Von der amerikanischen Notenbank sind auf einmal sehr vorsichtige Töne zu hören. War noch bis vor kurzem von mehreren Zinserhöhungen die Rede, wird es jetzt stiller. Zwar gab es von den Ölmärkten und aus China schon seit Monaten Zeichen der Schwäche, doch der Blick der Fed ging mehr auf die eigene Wirtschaft.

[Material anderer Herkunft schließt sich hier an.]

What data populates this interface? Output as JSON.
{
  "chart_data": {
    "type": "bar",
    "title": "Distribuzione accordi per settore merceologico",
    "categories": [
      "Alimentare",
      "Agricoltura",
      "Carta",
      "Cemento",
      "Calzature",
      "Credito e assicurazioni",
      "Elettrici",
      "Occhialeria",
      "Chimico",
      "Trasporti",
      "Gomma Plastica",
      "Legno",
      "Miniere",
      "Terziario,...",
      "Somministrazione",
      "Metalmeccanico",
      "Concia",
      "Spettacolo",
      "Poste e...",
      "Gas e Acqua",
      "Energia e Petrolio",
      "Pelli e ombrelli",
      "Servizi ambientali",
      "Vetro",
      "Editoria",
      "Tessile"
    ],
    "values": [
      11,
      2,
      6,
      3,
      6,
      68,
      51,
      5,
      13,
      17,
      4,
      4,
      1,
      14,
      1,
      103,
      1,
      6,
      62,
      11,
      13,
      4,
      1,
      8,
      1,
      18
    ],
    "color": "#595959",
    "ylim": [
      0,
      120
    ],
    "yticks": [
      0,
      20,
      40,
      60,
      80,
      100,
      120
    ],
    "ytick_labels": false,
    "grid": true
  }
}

Und die wird von zwei Problemen in die Zange genommen: billiges Öl und ein starker Dollar. Beides trifft Amerika empfindlicher als früher, weil die USA in den vergangenen Jahren über die Ölproduktion aus Schiefergestein zu einem Rohstoffland geworden sind. Der jüngste Niedergang der amerikanischen Ölindustrie, die sich nun erst langsam auf das neue Ölpreisniveau einpendeln muss, macht sich erst jetzt mit Verzögerung bemerkbar.
Diese Belastung wird die US-Wirtschaft so schnell nicht abschütteln. Erstens ist – abgesehen von einer technischen Erholung - eine nachhaltige Aufwärtsbewegung des Ölpreises nicht in Sicht. Zweitens sind die Zyklen in der Branche ziemlich langfristig; von der Erschließung, neuen Investitionen, der Förderung bis zur Raffinierung vergehen mehrere Jahre.
Seit eineinhalb Jahren läuft die Öl-Baisse. Die Anpassung der Ölindustrie hat erst später eingesetzt, da bei den ersten Kursrückgängen die Tragweite der Baisse noch nicht absehbar war. So gesehen dürfte es wahrscheinlich erst ab der zweiten Hälfte 2016 langsam zu einem Einpendeln der Ölindustrie kommen.
Zinsvorteil im Dollar schwindet
Die zweite Belastung ist der Dollar. Er war lange stabil, auch weil die Konkurrenzwährungen reichlich Probleme hatten: Der Euro mit der Finanzkrise, der Renminbi mit dem Abflauen der Dynamik in China.
Der Dollar war in den vergangenen Monaten im Vorteil, weil die Märkte auf den amerikanischen Zinsvorsprung gesetzt haben. Der dürfte zwar auch weiterhin bestehen bleiben, ob er sich aber noch ausdehnt, wird angesichts der Verwundbarkeit der US-Wirtschaft immer unwahrscheinlicher.
Zehnjährige Bunds bringen derzeit 0,4 Prozent, zehnjährige US-Treasuries sind gerade unter die Marke von 2,0 Prozent gerutscht. Die scharfe Gegenbewegung seit dem Zins-Peak im November könnte nun eine Phase einleiten, in der die US-Währung eher zur Schwäche tendiert.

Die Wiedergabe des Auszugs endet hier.